Scid mice bearing 9L or 9L/2B11 tumors were killed 15 min after i.p. injection of CPA at 20, 50 or 140 mg/kg BW. (A) 4-OH-CPA levels in blood, liver and tumors of mice treated with CPA at 140 mg/kg. Data shown are mean ± range for blood and liver (n=2) and mean ± SE for tumors (n=4). (B) 4-OH-CPA in 9L and 9L/2B11 tumors from mice treated at the indicated CPA doses. Data shown are mean ± SE (n=4) values. * and ** indicate significance at p< 0.05 and p< 0.01 for 9L/2B11 vs. 9L, respectively. (C) Increase in tumor-associated 4-OH-CPA in 9L/2B11 tumors compared to 9L tumors as a function of CPA dose. Data shown are mean values ± SE (n=4), calculated by subtracting the mean 4-OH-CPA level in 9L tumors from the mean 4-OH-CPA level in 9L/2B11 tumors at each CPA dose.

Figure 4. Effect of intratumoral CPA delivery on pharmacokinetics of 4-OH-CPA in mice bearing 9L/2B11 tumors

Scid mice bearing 9L (panel A) or 9L/2B11 tumors (panels B–D) were killed 6 to 240 min after treatment with CPA by i.p. (A and B) or i.t. (C and D) injection at 50 mg/kg BW. CPA was dissolved in 0.2% NaCl (panels A–C) or in 23% F127/NaCl (panel D). Data shown are 4-OH-CPA levels (mean ± SE; n=3 for blood and liver, n=6 for tumors). Tissue collection and 4-OH-CPA analysis were as described in Materials and Methods.

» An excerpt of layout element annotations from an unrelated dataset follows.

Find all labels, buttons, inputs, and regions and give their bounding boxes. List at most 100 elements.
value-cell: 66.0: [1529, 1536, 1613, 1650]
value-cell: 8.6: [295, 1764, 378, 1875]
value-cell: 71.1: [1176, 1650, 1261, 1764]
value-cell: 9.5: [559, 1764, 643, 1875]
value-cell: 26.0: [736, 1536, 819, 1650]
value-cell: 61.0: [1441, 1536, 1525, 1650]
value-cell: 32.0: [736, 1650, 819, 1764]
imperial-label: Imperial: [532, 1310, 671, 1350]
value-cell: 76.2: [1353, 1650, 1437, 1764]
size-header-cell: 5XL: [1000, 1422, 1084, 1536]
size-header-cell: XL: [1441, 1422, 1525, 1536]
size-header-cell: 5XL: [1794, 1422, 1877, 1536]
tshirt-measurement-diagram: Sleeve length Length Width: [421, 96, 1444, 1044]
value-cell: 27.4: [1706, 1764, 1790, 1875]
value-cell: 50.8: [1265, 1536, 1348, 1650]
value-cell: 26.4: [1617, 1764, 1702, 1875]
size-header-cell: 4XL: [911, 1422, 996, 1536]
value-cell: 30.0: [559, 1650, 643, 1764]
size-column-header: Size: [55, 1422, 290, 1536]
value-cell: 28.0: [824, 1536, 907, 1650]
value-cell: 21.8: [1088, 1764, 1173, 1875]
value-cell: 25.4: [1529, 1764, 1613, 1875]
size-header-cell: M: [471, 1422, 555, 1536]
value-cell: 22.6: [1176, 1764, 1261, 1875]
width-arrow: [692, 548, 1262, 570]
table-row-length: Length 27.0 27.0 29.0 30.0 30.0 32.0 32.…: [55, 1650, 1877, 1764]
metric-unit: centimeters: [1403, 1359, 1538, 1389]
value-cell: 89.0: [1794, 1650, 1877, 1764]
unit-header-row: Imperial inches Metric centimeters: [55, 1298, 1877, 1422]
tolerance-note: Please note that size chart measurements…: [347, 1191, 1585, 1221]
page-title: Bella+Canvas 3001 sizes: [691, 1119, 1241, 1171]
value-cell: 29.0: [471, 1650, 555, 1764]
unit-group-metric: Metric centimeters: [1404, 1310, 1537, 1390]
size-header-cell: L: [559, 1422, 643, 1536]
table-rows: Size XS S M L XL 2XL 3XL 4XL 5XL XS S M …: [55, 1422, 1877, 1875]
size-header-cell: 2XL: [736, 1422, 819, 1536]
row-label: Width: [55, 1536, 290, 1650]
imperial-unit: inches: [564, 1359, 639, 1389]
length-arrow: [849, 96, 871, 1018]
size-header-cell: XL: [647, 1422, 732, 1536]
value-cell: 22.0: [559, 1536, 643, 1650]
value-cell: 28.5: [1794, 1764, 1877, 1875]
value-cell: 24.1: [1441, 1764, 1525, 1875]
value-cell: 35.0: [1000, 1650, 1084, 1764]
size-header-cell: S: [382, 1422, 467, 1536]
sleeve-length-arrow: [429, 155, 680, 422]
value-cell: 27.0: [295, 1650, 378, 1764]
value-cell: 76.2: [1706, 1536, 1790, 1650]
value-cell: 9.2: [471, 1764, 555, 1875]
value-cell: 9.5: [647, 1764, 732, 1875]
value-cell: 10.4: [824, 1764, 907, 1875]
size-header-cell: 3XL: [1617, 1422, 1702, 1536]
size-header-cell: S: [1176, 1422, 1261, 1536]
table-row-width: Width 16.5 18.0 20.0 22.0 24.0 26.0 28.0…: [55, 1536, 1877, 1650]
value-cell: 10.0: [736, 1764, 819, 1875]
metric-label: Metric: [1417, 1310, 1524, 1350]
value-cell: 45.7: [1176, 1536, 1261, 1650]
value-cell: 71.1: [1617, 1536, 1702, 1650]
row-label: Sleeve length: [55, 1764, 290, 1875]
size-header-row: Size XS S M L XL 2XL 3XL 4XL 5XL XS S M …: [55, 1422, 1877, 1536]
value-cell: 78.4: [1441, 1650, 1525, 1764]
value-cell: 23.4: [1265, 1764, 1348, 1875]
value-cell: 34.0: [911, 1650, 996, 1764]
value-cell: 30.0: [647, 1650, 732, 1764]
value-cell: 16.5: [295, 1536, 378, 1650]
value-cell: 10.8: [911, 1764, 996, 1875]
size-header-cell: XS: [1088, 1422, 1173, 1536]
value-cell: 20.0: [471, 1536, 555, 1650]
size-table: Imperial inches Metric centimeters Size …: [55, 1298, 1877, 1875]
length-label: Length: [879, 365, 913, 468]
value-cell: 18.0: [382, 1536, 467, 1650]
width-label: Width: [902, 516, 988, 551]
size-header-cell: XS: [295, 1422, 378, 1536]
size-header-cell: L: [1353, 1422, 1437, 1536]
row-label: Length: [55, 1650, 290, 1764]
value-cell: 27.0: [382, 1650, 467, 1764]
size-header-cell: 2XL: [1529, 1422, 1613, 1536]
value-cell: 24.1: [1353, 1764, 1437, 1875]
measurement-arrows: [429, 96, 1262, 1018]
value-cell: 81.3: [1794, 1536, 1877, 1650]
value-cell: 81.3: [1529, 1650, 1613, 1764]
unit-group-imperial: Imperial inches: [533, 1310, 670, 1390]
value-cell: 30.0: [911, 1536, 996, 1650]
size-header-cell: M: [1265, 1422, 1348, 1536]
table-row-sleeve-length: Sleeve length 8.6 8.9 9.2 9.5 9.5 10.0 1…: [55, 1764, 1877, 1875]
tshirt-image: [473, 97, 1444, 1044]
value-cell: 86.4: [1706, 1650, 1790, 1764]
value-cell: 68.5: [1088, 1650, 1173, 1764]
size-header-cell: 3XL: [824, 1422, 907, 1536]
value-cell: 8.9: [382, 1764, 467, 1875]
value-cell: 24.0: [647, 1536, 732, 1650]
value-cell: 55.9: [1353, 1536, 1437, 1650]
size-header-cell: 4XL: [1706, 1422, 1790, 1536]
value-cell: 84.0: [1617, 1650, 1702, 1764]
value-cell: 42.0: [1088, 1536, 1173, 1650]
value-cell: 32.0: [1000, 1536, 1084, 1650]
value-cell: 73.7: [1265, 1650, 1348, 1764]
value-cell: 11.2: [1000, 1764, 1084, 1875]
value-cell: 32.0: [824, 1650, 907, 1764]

Figure 5. Effect of intratumoral CPA delivery on growth of 9L/2B11 tumors

9L/2B11 tumors were implanted s.c. and grown in male scid mice. Tumor volumes (panel A) and body weight (panel B) were measured twice a week. X axis, days after first CPA injection. Pair of arrows, MTD CPA administration schedule: two CPA injections, each at 150 mg/kg and spaced 24 hr apart. Solid square, untreated group; solid triangle, CPA injection i.p. without polymer; inverted solid triangle, intratumoral CPA delivery with 23% F127. Data shown are mean ± SE values (n=10). Tumor doubling time was 6.4 ± 0.7 days for untreated tumors vs. >36 days for the CPA-treated tumors. Tumors treated with CPA/23% F127 regressed more rapidly, and more completely than following i.p. CPA treatment.